Do you feel like it's important to have a natural built-in rhythm or do you think that's something that can be built over time?
[J] I think any kind of pre-existing aptitude, talent especially is one that people talk about a lot, I think it's all just kind of illusory that feels like a construct, that feels like a barrier produced to stop people from doing cool shit. I don't believe in that at all. I think if the idea is in your head, then you have the ability to execute it.
Why do you think that barrier exists?
[J] I think that everybody in some way is kind of discouraged in some way at some time and made to feel like they're not worthy of their own ideas or the beauty that can come from executing those ideas. I think that's something that is really hurtful and it's easy for people to carry that with them their entire lives. We meet a lot of those people who carry that feeling forever and that's all they know and they teach that to their children. It's a fixed mindset versus a growth mindset.
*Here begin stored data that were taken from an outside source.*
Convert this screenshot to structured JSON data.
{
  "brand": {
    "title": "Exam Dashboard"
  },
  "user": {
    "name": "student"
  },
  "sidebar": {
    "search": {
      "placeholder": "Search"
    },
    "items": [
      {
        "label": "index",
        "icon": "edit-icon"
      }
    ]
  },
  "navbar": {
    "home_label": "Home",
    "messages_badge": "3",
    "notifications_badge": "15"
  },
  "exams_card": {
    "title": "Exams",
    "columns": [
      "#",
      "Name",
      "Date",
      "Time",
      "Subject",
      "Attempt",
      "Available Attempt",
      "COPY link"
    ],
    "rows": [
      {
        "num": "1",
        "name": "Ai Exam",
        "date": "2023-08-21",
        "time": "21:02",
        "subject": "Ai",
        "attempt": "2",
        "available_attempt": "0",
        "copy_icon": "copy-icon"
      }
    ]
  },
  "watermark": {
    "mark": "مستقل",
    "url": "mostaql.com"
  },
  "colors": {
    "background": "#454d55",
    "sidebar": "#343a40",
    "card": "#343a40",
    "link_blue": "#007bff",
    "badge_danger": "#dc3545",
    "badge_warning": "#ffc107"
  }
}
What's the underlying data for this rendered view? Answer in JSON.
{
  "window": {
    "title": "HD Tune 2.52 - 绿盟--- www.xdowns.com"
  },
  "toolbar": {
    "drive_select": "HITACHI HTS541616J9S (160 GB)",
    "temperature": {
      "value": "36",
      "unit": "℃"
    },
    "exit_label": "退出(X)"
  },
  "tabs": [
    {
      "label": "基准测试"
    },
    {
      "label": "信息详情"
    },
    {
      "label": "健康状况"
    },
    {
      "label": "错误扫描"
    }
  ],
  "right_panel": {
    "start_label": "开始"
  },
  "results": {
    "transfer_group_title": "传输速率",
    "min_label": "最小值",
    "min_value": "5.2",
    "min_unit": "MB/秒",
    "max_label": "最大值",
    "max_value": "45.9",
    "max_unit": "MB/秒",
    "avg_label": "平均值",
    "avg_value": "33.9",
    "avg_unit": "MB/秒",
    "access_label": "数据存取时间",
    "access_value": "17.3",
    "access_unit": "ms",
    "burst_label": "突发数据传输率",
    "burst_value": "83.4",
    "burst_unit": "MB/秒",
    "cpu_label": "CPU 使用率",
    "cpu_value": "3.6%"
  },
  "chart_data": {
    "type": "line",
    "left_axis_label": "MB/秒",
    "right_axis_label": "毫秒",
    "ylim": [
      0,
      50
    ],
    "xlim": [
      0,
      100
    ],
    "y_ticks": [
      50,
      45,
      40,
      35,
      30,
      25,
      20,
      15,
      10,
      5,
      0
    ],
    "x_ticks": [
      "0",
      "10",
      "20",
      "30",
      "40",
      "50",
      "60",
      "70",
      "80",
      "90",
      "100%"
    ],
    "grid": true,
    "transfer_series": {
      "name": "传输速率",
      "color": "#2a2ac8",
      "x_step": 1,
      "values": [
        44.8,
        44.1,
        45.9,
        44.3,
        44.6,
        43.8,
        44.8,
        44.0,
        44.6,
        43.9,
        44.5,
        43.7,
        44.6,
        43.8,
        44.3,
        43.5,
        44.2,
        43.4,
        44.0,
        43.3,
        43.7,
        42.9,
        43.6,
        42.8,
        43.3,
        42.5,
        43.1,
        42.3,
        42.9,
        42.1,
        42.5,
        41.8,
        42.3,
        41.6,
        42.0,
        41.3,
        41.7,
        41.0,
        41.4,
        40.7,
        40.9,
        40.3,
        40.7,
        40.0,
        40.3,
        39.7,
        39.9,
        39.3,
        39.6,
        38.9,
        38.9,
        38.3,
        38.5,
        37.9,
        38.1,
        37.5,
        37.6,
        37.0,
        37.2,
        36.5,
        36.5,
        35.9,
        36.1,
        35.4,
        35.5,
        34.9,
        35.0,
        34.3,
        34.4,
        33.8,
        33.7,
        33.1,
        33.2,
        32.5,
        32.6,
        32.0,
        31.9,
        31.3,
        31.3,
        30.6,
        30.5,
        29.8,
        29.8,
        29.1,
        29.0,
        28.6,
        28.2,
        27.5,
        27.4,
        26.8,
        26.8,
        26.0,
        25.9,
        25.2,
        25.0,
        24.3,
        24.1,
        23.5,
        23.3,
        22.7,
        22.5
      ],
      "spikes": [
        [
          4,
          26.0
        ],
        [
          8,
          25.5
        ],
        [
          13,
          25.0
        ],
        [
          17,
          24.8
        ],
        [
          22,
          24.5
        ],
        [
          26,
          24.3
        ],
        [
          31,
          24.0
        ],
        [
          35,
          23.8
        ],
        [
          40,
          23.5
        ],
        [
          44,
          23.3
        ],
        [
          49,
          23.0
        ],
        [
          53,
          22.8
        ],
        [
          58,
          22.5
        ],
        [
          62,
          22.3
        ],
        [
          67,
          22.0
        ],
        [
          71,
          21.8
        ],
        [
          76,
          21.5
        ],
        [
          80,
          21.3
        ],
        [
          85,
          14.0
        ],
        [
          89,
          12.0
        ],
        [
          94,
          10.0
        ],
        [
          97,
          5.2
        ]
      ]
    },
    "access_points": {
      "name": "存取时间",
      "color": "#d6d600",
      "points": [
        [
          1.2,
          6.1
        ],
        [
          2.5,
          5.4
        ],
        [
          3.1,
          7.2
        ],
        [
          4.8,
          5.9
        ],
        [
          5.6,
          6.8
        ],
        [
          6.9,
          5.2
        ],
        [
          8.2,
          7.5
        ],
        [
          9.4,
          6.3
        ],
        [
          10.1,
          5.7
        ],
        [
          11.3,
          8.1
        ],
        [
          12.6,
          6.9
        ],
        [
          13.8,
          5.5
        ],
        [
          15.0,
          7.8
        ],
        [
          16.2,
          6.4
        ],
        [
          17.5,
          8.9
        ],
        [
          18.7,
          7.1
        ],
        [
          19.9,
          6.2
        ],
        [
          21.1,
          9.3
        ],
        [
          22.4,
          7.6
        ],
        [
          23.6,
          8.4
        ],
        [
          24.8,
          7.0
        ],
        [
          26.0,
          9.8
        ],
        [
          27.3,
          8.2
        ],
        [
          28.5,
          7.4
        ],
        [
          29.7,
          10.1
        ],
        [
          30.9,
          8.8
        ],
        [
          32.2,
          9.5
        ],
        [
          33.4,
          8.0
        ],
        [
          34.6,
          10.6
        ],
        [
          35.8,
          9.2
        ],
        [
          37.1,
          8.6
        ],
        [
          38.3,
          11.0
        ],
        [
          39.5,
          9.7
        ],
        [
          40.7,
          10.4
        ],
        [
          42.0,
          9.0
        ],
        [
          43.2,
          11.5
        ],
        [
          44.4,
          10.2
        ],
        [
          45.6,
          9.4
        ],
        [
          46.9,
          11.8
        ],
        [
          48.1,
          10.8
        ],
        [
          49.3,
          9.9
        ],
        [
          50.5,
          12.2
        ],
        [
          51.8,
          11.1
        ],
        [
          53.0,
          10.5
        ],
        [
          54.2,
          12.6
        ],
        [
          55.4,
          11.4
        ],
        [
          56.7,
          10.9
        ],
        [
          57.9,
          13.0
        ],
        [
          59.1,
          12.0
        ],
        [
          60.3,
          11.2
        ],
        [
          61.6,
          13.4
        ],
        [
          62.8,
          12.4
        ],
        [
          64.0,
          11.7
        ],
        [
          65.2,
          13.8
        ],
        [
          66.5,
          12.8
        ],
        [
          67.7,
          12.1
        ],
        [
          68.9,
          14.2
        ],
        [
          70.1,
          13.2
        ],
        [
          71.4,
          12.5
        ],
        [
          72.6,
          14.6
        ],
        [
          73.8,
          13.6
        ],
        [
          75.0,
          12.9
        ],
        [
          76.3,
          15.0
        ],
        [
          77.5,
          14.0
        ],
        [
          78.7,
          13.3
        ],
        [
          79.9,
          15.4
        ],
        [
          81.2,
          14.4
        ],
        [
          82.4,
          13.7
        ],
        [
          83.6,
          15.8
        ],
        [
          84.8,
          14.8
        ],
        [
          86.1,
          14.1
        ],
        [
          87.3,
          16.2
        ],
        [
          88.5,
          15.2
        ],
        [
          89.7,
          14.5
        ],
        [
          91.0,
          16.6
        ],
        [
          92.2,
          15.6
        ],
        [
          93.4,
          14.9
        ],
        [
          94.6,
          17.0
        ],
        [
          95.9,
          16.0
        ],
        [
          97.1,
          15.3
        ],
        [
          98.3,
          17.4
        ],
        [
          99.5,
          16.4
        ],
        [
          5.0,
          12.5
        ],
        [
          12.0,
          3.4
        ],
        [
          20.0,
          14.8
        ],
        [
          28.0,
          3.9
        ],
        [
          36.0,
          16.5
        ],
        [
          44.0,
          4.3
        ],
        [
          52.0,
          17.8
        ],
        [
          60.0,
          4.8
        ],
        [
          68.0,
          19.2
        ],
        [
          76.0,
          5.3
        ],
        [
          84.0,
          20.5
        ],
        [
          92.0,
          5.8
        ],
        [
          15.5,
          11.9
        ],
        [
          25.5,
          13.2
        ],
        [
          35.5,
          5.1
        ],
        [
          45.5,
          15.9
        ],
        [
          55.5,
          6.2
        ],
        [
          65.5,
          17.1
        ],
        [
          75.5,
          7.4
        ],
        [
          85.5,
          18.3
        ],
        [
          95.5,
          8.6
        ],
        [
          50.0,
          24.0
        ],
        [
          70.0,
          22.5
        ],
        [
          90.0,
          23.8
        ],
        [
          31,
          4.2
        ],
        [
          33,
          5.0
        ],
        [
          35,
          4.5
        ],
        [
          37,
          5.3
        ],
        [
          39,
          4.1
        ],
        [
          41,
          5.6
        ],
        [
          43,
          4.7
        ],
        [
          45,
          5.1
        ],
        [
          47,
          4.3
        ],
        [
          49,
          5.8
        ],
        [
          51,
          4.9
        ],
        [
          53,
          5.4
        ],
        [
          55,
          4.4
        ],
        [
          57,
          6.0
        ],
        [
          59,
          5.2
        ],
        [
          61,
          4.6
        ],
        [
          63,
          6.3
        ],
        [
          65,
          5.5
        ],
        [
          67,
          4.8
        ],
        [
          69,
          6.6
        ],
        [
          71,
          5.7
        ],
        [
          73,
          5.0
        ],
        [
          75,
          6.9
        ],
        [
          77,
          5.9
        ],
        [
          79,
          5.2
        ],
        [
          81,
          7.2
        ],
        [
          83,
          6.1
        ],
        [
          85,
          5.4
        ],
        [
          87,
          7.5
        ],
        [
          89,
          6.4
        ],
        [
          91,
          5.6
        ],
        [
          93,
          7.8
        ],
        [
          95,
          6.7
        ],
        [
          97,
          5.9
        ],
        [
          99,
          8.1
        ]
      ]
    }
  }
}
It's something my uncle taught me when I was pretty young but a fixed mindset is the idea that things are and must necessarily remain this one certain way for the purpose of some kind of stability or security or necessity that will keep things in balance. It's a coping mechanism for getting the world to make sense to you and a growth mindset is a choice to engage in a kind of modularity, a more challenging approach to learning that allows you to kind of interface with aspects of self or surroundings that might otherwise be uncomfortable. For that reason, finding those places where you can choose to slide your brain in and check out what's possible. Music has always been a means by which I can do that and my parents encouraged that, like a lot of parents wouldn't, but it's so necessary. A true state of play that fluid inconsequential, or I guess it's very consequential, but obsession, is a really magical way to learn and music happened to be the first means by which I was able to access some of that.
That's something I intended to ask you guys about is whether music was your first form of self or creative expression or if it started some place else?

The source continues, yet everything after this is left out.